TECH

Microsoft Sees Strong Growth in its Cloud Computing Business While Revenues from its Windows OEM Licensing Segment Continue to Plunge

Witawat (Ed) Wijaranakula, Ph.D.
Fri Apr 24, 2015

In the fiscal third-quarter ended March 2015, Microsoft [NASDAQ:MSFT] reported revenues of $21.73 billion, up 6.5% year-over-year and diluted GAAP EPS of $0.61 per share, down 10.3% year-over-year. Wall Street was expecting earnings of $0.51 per share on revenues of $21.07 billion. 

Microsoft said their revenues would have risen 9% and EPS would have declined 7% if not for the strengthening of the U.S. dollar compared to foreign currencies. The company introduced their constant currency methodology as a tool for assessing how their underlying businesses performed, excluding the effect of foreign currency rate fluctuations. 

Microsoft’s consumer Windows OEM licensing segment logged revenue of $3.48 billion, down 24.4% year-over-year, while commercial licensing revenue declined 2.9% to $10.04 billion. Weak licensing revenue was offset by the commercial cloud revenue, which grew 106% year-over-year, as more businesses are paying to use software, including Office 365, Azure and Dynamics CRM Online, housed in Microsoft-managed data centers. 
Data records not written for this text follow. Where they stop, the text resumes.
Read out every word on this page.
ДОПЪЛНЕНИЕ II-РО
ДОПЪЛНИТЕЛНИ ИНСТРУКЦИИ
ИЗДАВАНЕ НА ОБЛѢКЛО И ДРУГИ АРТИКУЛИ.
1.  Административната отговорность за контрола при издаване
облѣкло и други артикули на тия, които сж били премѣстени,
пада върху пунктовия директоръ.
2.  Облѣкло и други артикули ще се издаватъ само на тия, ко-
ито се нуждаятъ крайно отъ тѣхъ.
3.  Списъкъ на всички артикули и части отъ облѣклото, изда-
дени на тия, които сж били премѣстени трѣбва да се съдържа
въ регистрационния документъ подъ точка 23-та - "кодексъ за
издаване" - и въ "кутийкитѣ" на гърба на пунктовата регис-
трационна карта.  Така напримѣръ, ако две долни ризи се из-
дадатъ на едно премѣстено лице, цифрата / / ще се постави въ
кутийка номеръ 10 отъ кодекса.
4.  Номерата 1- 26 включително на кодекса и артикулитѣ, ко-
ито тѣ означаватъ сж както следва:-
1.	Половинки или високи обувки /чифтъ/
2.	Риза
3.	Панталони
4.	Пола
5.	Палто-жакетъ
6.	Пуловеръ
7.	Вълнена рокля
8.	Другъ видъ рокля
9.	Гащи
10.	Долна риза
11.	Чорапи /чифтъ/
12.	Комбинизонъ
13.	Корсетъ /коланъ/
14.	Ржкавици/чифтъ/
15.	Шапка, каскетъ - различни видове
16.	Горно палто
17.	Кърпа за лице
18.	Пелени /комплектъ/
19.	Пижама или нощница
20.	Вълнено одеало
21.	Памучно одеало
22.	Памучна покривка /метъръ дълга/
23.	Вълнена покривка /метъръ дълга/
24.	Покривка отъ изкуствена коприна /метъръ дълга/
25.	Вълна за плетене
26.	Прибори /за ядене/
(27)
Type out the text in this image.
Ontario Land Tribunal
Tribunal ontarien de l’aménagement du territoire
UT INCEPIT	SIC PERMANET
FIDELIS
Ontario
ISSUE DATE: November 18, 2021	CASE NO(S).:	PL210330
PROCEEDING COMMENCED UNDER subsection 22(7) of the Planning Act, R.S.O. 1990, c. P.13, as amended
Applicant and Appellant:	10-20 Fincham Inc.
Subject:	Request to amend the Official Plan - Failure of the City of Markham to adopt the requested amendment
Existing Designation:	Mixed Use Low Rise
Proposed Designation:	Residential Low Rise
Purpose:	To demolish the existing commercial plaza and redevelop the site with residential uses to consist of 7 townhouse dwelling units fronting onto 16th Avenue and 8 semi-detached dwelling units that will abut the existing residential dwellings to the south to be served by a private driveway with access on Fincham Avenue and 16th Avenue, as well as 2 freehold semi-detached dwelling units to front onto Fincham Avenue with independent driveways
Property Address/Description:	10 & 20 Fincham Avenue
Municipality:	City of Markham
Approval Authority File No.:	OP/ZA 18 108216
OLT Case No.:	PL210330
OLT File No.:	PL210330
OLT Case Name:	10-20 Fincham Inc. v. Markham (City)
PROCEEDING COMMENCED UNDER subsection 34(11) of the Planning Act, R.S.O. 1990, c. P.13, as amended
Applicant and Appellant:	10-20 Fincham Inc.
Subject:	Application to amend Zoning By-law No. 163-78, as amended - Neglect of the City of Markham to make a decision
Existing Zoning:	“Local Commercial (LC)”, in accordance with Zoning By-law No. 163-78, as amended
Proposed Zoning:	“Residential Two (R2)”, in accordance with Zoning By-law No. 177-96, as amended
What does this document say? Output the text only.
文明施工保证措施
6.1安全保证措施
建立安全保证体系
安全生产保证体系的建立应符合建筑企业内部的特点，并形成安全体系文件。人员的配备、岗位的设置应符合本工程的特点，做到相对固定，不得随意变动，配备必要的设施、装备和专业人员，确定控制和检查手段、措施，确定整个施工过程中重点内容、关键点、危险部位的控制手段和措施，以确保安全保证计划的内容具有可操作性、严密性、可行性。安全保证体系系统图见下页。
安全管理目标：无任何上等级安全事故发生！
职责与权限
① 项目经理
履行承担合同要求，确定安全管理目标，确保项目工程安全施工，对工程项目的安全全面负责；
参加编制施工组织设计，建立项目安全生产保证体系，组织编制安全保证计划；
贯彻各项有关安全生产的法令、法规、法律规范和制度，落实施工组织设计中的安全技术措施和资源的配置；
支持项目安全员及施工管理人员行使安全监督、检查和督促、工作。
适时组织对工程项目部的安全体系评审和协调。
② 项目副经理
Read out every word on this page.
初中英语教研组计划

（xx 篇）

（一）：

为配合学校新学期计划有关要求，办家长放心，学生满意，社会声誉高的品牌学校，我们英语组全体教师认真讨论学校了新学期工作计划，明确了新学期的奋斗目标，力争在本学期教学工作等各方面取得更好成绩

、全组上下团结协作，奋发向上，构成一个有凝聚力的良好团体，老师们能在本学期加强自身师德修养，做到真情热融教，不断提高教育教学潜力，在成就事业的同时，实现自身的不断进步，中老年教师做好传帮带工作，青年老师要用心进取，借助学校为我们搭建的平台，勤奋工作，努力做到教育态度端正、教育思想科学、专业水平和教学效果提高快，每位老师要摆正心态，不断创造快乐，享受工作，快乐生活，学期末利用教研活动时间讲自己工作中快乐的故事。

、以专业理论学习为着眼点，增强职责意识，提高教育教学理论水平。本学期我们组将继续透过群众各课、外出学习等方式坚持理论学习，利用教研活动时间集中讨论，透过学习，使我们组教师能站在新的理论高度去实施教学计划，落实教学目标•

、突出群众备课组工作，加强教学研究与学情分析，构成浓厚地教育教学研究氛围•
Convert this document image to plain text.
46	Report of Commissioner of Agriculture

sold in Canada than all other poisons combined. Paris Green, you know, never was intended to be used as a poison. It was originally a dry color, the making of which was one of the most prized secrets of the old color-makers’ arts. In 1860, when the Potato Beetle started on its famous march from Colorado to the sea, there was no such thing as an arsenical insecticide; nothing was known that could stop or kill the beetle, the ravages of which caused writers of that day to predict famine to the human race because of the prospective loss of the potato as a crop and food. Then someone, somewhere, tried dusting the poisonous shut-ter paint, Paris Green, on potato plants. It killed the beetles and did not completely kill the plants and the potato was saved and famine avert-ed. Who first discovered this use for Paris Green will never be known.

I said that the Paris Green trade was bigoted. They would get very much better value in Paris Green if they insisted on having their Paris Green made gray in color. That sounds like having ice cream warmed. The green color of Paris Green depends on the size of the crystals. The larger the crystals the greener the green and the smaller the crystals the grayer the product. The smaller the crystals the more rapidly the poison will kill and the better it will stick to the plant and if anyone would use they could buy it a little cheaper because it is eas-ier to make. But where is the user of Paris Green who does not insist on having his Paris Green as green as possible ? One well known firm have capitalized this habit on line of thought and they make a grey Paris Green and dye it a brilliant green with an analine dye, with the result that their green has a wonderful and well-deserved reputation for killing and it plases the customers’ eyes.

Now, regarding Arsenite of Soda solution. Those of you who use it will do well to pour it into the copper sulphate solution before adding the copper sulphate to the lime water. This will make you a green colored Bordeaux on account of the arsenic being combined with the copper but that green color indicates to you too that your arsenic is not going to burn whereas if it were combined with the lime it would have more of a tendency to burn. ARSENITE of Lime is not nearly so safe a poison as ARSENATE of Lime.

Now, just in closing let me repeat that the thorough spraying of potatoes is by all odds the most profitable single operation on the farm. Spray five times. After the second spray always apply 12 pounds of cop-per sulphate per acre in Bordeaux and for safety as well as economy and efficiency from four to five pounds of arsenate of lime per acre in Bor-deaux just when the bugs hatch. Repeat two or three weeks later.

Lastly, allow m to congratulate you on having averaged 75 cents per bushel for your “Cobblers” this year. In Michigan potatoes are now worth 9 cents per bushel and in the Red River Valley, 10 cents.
While the cloud business is becoming Microsoft’s fastest growing segment with an annualized revenue approaching $6.3 billion, Microsoft has not disclosed profit information as the Azure platform is facing fierce competitors, such as the Amazon Web Services (AWS).

The company said its search advertising revenue grew 21%, with Bing's U.S. market share at 20.1%, up 150 basis points year-on-year. Xbox Live usage grew over 30%, while the Surface revenue was $713 million, up 44%. Phone hardware revenue was $1.4 billion, with 8.6 million Lumia units sold.

Last month, Goldman Sachs analyst Heather Bellini sent out a research note telling her clients to sell shares of Microsoft, as the company faces currency headwinds and weakness in commercial licensing over the next three fiscal years. Ms. Bellini believes that MSFT will drop to $38 per share within the next 12 months.

Microsoft's commercial licensing segment, which sells software and services like Office, Office 365, Exchange, and SQL Server to large corporations, and makes up more than a third of Microsoft's overall revenue, continued to see a downward trend in the fiscal third-quarter. Many analysts, besides Goldman Sachs, believe that the direction downwards will continue as worldwide PC shipments are expected to fall again in 2015, for the fourth consecutive year.

According to NetMarketShare, Windows 7 users increased by 9.2% year-on-year, while Windows 8 and 8.1 users have increased by just 2.7%. Almost 17% of PC users are still hanging onto Windows XP. 

Microsoft is planning to offer Windows 10 at steep discounts for manufacturers to use in lower-priced tablets and laptops. The company will also give away a free one year upgrade, from Windows 8.1 to Windows 10 when it launches, on Windows PC’s and devices, such as the Surface 3. Thus, Microsoft won't generate a lot of revenue from Windows 10 at least until fiscal year 2016.

Microsoft didn’t definitely say when the company will launch Windows 10 with new features for PCs and mobile devices. According to Kevin Turner, Chief Operating Officer of Microsoft in late 2014, the final version of Windows 10 could be shipped as soon as summer 2015. Meanwhile, Microsoft is being challenged by Google Inc. [NASDAQ:GOOGL], with the $149 Chromebook laptops in the low-priced computer market, and by Apple [NASDAQ:AAPL], with the $1,299 Apple MacBook in the high-end market. 

From our technical viewpoint, MSFT bounced off the $40.12 resistance level and made a double bottom as investor sentiment shifted. The stock broke out of the bullish falling wedge at $43, ahead of its earnings report on Thursday. The projected price after the falling wedge breakout, determined by adding the width of the pattern to the point of breakout, is about $50.38.

The MSFT shares had a 8.63% gap down on January 26 after reporting disappointing earnings. The gap is closed as the stock managed to finish at $47.87 on Friday, up 10.45% from the Thursday close of $43.34. The stock could pull back to the $46 level and consolidate, as it is now traded in overbought territory. 

Analyst Rick Sherlund at Nomura Securities upped his rating on MSFT to Buy from Neutral on Friday and raised his price target to $50. Microsoft will report its next earnings on July 21. The revenue consensus is $22.68 billion, down 3%, and an EPS of $0.60, up 8% year-over-year.

Disclosure: No Positions in MSFT or GOOGL. Long position in AAPL.